Rhode Island budgeted about $80 million for hospital labor costs during fiscal year 2019-20, according to a report last fall. At the time, there were about 210 patients across the entire hospital system.
For some family members of patients, especially those who have lived sometimes for decades at Zambarano, there is concern that too much disruption could negatively affect their relatives’ care – which has been stable for years at the state-run hospital.
“His quality of life is good there,” said Pam Costello, whose son has lived at Zambarano for several years. Costello testified during a R.I. House Oversight Committee hearing the same day Stone’s email went out.
Adding to the turmoil, R.I. Department of Behavioral Healthcare, Developmental Disabilities and Hospitals director Kathryn Power – who’s been leading the state’s restructuring effort – announced this week she is resigning due to a family illness. Former Gov. Gina Raimondo tapped Power to take over the department in January 2020, directing her to shore up the hospital’s operations and finances.
A recent report commissioned by the Raimondo administration estimated hospital operations cost roughly $550,000 per patient each year, about five times the average cost of services provided in nursing facilities and community-based placements.

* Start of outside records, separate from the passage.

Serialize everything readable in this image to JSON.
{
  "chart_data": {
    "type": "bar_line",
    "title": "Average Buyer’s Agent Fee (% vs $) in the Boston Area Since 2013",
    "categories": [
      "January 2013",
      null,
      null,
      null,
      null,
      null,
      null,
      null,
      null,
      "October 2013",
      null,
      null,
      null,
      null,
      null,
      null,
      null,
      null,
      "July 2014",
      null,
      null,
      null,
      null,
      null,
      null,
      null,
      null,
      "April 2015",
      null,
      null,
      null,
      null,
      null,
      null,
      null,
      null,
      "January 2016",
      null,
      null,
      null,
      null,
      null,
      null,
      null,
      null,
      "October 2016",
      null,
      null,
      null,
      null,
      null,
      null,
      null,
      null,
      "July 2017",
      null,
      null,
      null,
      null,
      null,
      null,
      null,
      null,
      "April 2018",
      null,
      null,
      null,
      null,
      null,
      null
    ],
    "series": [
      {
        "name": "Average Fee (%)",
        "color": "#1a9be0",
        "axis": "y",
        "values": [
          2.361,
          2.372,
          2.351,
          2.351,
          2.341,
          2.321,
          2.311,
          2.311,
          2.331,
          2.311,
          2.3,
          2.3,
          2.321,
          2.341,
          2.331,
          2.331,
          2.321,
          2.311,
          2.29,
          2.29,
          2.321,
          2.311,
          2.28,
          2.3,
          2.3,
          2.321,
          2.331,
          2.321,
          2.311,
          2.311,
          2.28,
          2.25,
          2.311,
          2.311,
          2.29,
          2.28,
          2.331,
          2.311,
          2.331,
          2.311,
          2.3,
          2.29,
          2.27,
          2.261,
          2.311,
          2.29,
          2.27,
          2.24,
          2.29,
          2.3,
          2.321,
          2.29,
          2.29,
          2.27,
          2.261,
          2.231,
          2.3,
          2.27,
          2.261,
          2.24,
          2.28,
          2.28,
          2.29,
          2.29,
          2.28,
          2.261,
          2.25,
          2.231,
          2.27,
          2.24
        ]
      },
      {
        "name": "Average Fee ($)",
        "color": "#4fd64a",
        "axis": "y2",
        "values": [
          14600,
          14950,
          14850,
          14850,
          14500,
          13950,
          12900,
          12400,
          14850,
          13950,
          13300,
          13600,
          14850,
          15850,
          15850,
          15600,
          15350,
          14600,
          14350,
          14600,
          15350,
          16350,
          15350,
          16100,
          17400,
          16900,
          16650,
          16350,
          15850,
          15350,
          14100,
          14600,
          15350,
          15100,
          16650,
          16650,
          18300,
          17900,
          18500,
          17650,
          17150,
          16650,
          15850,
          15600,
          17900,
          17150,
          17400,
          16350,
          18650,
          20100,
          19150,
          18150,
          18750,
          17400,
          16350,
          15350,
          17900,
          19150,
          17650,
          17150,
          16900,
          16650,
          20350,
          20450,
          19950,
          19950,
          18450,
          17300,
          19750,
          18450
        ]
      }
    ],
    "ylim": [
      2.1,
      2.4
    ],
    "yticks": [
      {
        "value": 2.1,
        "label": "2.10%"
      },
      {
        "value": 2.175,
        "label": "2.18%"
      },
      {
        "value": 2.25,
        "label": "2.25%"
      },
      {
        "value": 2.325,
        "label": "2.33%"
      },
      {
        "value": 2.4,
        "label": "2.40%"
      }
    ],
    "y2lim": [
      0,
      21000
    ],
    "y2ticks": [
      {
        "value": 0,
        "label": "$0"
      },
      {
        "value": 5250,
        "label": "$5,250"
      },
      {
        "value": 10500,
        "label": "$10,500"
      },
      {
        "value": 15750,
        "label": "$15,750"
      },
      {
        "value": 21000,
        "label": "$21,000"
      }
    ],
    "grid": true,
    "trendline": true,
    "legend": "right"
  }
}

Meanwhile, the state in fall 2019 stopped receiving millions of dollars from the federal government after an employee discovered the state was likely improperly billing the U.S. Centers for Medicare and Medicaid Services.

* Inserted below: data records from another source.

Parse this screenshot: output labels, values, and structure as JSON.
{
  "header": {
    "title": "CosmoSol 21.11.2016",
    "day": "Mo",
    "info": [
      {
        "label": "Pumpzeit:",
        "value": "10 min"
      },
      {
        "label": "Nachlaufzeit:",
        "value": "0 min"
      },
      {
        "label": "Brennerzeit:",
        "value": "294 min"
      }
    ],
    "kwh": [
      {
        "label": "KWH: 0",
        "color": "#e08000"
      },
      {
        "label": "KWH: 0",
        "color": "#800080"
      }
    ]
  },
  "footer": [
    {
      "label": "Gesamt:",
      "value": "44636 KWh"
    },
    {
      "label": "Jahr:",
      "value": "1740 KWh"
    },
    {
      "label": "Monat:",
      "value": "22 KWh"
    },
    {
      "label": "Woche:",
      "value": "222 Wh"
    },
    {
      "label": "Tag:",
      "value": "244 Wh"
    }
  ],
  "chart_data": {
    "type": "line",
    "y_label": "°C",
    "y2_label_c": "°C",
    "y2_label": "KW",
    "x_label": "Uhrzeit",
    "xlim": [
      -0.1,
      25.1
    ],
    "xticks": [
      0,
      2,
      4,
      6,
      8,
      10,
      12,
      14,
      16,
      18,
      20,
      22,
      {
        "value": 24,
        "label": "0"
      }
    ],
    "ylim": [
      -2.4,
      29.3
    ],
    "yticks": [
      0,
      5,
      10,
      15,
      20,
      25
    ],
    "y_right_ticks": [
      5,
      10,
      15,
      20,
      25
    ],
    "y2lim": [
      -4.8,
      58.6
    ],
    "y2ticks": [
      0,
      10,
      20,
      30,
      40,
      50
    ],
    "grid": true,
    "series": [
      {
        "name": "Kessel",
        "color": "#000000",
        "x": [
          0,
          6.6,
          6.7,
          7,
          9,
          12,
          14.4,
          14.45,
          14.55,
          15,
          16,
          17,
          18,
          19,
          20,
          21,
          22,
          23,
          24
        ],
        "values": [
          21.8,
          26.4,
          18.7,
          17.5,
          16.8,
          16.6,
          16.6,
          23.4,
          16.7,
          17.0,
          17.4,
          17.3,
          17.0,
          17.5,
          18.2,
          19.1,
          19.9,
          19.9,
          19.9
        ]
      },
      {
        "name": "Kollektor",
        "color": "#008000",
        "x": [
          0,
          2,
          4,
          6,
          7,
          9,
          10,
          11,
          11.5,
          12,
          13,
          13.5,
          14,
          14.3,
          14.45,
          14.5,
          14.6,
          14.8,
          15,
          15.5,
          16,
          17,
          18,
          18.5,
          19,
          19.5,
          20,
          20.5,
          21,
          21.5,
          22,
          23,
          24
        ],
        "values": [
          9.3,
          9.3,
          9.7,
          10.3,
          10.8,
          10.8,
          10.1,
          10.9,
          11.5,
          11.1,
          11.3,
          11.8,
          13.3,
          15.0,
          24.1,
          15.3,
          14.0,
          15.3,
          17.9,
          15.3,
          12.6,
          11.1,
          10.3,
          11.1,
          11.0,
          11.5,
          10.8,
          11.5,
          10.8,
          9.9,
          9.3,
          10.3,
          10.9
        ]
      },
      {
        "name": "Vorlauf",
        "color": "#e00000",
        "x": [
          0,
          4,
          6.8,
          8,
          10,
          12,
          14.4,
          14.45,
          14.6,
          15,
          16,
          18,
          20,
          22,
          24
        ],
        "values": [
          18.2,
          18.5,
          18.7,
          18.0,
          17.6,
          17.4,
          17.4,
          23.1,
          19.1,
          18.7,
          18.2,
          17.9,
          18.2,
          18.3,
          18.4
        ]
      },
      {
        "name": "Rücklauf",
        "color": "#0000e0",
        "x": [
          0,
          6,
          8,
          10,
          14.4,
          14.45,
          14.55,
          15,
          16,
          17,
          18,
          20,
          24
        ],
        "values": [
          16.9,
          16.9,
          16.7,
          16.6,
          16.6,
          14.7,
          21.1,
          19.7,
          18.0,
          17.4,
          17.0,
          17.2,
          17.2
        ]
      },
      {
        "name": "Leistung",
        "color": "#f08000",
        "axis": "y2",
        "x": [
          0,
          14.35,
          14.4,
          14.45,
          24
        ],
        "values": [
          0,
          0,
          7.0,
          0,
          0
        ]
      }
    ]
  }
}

And while the federal government last month approved a request from the state to restart billing, the hospital hasn’t yet determined which services will qualify both retroactively and into the future. The general consensus is that it will be far less than what came in before 2019, meaning the state will either have to cut overhead or continue to cover a greater share of the total cost of the hospital.

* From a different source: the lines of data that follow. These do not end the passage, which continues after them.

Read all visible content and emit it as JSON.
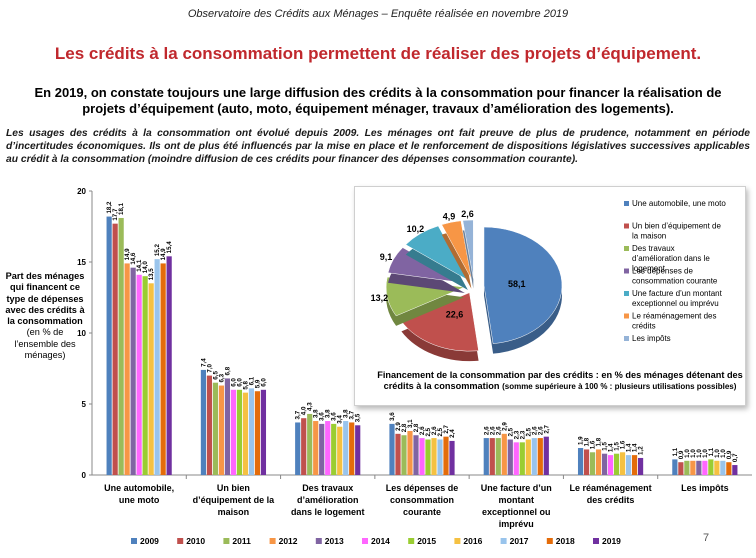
{
  "header": "Observatoire des Crédits aux Ménages – Enquête réalisée en novembre 2019",
  "title": "Les crédits à la consommation permettent de réaliser des projets d’équipement.",
  "intro": "En 2019, on constate toujours une large diffusion des crédits à la consommation pour financer la réalisation de projets d’équipement (auto, moto, équipement ménager, travaux d’amélioration des logements).",
  "paragraph": "Les usages des crédits à la consommation ont évolué depuis 2009. Les ménages ont fait preuve de plus de prudence, notamment en période d’incertitudes économiques. Ils ont de plus été influencés par la mise en place et le renforcement de dispositions législatives successives applicables au crédit à la consommation (moindre diffusion de ces crédits pour financer des dépenses consommation courante).",
  "y_label": "Part des ménages qui financent ce type de dépenses avec des crédits à la consommation",
  "y_label_unit": "(en % de l’ensemble des ménages)",
  "page_number": "7",
  "colors": {
    "title": "#c0282d",
    "years": [
      "#4f81bd",
      "#c0504d",
      "#9bbb59",
      "#f79646",
      "#8064a2",
      "#ff66ff",
      "#9acd32",
      "#f5c142",
      "#99c4ec",
      "#e46c0a",
      "#7030a0"
    ]
  },
  "chart_data": [
    {
      "type": "bar",
      "ylim": [
        0,
        20
      ],
      "yticks": [
        0,
        5,
        10,
        15,
        20
      ],
      "categories": [
        "Une automobile, une moto",
        "Un bien d’équipement de la maison",
        "Des travaux d’amélioration dans le logement",
        "Les dépenses de consommation courante",
        "Une facture d’un montant exceptionnel ou imprévu",
        "Le réaménagement des crédits",
        "Les impôts"
      ],
      "series": [
        {
          "name": "2009",
          "values": [
            18.2,
            7.4,
            3.7,
            3.6,
            2.6,
            1.9,
            1.1
          ]
        },
        {
          "name": "2010",
          "values": [
            17.7,
            7.0,
            4.0,
            2.9,
            2.6,
            1.8,
            0.9
          ]
        },
        {
          "name": "2011",
          "values": [
            18.1,
            6.5,
            4.3,
            2.8,
            2.6,
            1.6,
            1.0
          ]
        },
        {
          "name": "2012",
          "values": [
            14.9,
            6.3,
            3.8,
            3.1,
            2.9,
            1.8,
            1.0
          ]
        },
        {
          "name": "2013",
          "values": [
            14.6,
            6.8,
            3.6,
            2.8,
            2.5,
            1.5,
            1.0
          ]
        },
        {
          "name": "2014",
          "values": [
            14.1,
            6.0,
            3.8,
            2.6,
            2.3,
            1.4,
            1.0
          ]
        },
        {
          "name": "2015",
          "values": [
            14.0,
            6.0,
            3.6,
            2.5,
            2.3,
            1.5,
            1.1
          ]
        },
        {
          "name": "2016",
          "values": [
            13.5,
            5.8,
            3.4,
            2.6,
            2.5,
            1.6,
            1.0
          ]
        },
        {
          "name": "2017",
          "values": [
            15.2,
            6.1,
            3.8,
            2.5,
            2.6,
            1.4,
            1.0
          ]
        },
        {
          "name": "2018",
          "values": [
            14.9,
            5.9,
            3.7,
            2.7,
            2.6,
            1.4,
            0.9
          ]
        },
        {
          "name": "2019",
          "values": [
            15.4,
            6.0,
            3.5,
            2.4,
            2.7,
            1.2,
            0.7
          ]
        }
      ]
    },
    {
      "type": "pie",
      "title": "Financement de la consommation par des crédits : en % des ménages détenant des crédits à la consommation",
      "subtitle": "(somme supérieure à 100 % : plusieurs utilisations possibles)",
      "slices": [
        {
          "label": "Une automobile, une moto",
          "value": 58.1,
          "color": "#4f81bd"
        },
        {
          "label": "Un bien d’équipement de la maison",
          "value": 22.6,
          "color": "#c0504d"
        },
        {
          "label": "Des travaux d’amélioration dans le logement",
          "value": 13.2,
          "color": "#9bbb59"
        },
        {
          "label": "Les dépenses de consommation courante",
          "value": 9.1,
          "color": "#8064a2"
        },
        {
          "label": "Une facture d’un montant exceptionnel ou imprévu",
          "value": 10.2,
          "color": "#4bacc6"
        },
        {
          "label": "Le réaménagement des crédits",
          "value": 4.9,
          "color": "#f79646"
        },
        {
          "label": "Les impôts",
          "value": 2.6,
          "color": "#95b3d7"
        }
      ]
    }
  ]
}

“I believe that I helped move the organization in the right direction to embrace a more aligned set of programs and services that are highly reflective of the least restrictive environment, the most appropriate level of clinical care, and the strong themes of personal choice, a safe, stable living situation, and whole life self-management,” Power wrote in her resignation letter to Gov. Dan McKee.
Shortly after her resignation was announced, United Nurses and Allied Professionals Local 5019 president Cynthia Lussier painted a less rosy picture, describing the department as being “in utter disarray.”
Power’s departure means McKee will likely have to become more closely involved in the Slater situation, as he’s now responsible for choosing Power’s replacement – a decision that could go a long way toward signaling how the hospital system will move forward.
“BHDDH has a critical mission and it will be a priority for the McKee administration to find a candidate to live up to its values providing high-quality care and services for some of Rhode Island’s most vulnerable residents,” McKee spokesperson Matt Sheaff said in a statement.
So far, the new governor has shown little interest in diverting from the plans set in motion by his predecessor, and Power confirmed she never received any directive from McKee to change up operations under his leadership.
As part of his fiscal 2021-22 budget, McKee also proposed $65 million to build a new long-term care facility on the Zambarano campus in Burrillville – which would replace the existing facility. The proposal is integrated into the broader downsizing plan, which includes the elimination of 100 full-time positions.
But whatever the governor ultimately decides to do moving forward, his most immediate challenge could be trying to solve the current tension between his administrators and union workers.
“I’ve never seen such blatant mistrust,” Sabitoni said.